We Africans have nothing to gain by sniggering at the “tribal” tendencies that the US election has seemingly unleashed, in a country that was supposedly the bastion of democracy.
These kinds of broad strokes make us lose the nuance that shapes political expression everywhere. They make us internalize that violence and impunity are somehow inherently African, instead of confronting the fact that African nation-states themselves were founded on the ashes of an incredibly destructive colonial enterprise. And they reify the idea that Trump is an aberration, a glitch in the perfectly glittering American matrix, instead of what he really is – “as American as apple pie”, in the words of Dr. Cornel West, “a sign of our spiritual bankruptcy—all spectacle and no substance, all narcissism and no empathy, all appetite and greed and no wisdom and maturity.”

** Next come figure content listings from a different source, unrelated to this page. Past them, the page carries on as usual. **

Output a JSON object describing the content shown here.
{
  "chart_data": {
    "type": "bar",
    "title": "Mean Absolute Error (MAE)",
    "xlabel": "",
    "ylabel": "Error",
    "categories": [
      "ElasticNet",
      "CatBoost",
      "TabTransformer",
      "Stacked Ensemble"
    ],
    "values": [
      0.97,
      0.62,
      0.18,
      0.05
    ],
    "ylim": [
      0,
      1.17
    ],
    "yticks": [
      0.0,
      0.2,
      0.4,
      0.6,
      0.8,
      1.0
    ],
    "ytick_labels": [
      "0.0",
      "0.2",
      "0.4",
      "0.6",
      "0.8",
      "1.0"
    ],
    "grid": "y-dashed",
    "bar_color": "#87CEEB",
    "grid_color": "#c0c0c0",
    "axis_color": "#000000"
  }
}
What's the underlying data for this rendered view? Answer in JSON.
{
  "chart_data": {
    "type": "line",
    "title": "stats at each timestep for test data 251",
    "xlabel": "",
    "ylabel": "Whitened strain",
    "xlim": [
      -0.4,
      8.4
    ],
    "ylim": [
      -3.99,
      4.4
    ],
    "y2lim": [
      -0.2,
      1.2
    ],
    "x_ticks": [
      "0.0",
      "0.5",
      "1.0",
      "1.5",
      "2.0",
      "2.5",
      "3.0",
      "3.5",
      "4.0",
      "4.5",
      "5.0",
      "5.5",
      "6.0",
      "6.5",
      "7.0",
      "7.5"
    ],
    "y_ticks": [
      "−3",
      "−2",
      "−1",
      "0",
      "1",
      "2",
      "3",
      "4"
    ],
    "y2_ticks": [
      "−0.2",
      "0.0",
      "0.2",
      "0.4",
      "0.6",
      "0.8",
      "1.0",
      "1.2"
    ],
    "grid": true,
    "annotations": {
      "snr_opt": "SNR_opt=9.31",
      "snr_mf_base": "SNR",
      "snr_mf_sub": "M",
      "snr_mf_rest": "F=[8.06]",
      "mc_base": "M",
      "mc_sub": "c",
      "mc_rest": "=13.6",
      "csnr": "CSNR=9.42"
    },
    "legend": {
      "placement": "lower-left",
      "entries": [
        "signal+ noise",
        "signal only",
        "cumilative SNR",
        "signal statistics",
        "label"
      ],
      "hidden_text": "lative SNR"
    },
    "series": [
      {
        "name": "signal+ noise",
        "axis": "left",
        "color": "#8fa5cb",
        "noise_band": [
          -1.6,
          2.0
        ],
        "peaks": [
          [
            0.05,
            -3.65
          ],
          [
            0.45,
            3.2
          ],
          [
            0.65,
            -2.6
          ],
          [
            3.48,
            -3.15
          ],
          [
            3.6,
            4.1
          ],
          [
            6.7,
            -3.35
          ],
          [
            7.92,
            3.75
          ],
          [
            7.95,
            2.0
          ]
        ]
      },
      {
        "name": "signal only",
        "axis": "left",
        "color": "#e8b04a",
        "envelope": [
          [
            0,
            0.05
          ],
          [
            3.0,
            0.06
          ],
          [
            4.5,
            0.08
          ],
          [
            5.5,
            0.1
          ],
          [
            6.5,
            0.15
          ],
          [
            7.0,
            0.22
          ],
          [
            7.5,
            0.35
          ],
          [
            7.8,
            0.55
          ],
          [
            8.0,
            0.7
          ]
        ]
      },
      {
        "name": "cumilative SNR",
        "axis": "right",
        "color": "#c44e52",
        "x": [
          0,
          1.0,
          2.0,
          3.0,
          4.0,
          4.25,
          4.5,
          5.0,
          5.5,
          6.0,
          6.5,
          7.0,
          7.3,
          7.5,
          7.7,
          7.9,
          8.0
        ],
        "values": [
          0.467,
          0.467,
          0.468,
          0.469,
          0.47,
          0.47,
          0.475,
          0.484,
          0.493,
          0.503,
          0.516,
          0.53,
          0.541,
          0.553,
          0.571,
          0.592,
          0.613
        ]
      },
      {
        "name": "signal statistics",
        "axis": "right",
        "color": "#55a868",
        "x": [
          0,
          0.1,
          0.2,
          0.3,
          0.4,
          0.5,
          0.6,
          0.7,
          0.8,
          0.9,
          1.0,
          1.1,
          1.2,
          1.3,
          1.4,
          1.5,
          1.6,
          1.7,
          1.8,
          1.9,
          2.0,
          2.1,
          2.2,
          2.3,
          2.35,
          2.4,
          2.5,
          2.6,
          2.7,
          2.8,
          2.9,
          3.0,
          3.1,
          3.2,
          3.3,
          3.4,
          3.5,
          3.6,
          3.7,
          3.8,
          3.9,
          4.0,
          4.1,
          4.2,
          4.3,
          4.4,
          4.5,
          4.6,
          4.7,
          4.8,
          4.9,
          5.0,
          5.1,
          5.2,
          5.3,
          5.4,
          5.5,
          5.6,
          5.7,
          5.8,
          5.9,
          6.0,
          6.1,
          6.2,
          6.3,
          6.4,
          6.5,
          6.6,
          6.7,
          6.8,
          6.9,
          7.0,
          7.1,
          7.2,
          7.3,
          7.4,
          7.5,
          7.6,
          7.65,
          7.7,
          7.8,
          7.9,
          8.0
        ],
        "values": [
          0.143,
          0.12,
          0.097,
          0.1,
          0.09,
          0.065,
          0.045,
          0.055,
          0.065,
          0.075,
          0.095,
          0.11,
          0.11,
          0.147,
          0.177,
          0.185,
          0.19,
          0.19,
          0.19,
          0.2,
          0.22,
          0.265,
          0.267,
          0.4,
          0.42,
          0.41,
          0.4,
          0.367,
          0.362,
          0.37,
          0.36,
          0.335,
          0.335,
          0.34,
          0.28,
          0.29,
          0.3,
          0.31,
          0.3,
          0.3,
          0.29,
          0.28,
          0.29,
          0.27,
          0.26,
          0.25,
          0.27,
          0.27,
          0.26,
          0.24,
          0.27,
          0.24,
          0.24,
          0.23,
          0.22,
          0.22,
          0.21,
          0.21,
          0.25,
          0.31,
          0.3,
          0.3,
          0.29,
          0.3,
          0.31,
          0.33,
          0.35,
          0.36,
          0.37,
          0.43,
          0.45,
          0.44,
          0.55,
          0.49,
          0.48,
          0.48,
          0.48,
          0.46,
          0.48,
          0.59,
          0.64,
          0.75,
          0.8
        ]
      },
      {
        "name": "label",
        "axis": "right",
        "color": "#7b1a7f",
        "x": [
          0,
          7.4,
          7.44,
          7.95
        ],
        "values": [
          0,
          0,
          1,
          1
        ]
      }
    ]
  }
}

Therefore, as my friend Vik Sohonie argues, president-elect Joe Biden’s job is not to restore American preeminence. That is not going to happen. Instead, it is to manage America’s decline, “gracefully, and with dignity.”
With those heavy words, here’s what we’re on this week:
What We’re Reading: The Shadow King, a novel by Maaza Mengiste, set around the 1935 Italian invasion of Ethiopia. That invasion is arguably the first conflict of World War II, and reminds us that Africa, and African women, were never incidental to these events – they were central to them. Mengiste spent years researching the historical events surrounding this novel, even learning Italian and living in Rome, as she unearthed an archive of photographs that would inform the novel.
What We’re Watching: The Letter Reader, directed by Sibusiso Khuzwayo. A moving coming-of-age story of a young boy from Johannesburg sent to live with his grandmother in Kwa-Zulu Natal. There, he reads letters to villagers at a time when it suited the apartheid regime to keep black South Africans illiterate.
What We’re Listening To: The Missionary, an eight-episode podcast that explores the disturbing and traumatic story of Renee Bach, an American missionary who operated a charitable treatment center for severely malnourished children in Uganda despite having no medical training. One episode in and I was shouting in the car – I was angry, astonished and upset. And then I had to listen to the whole thing.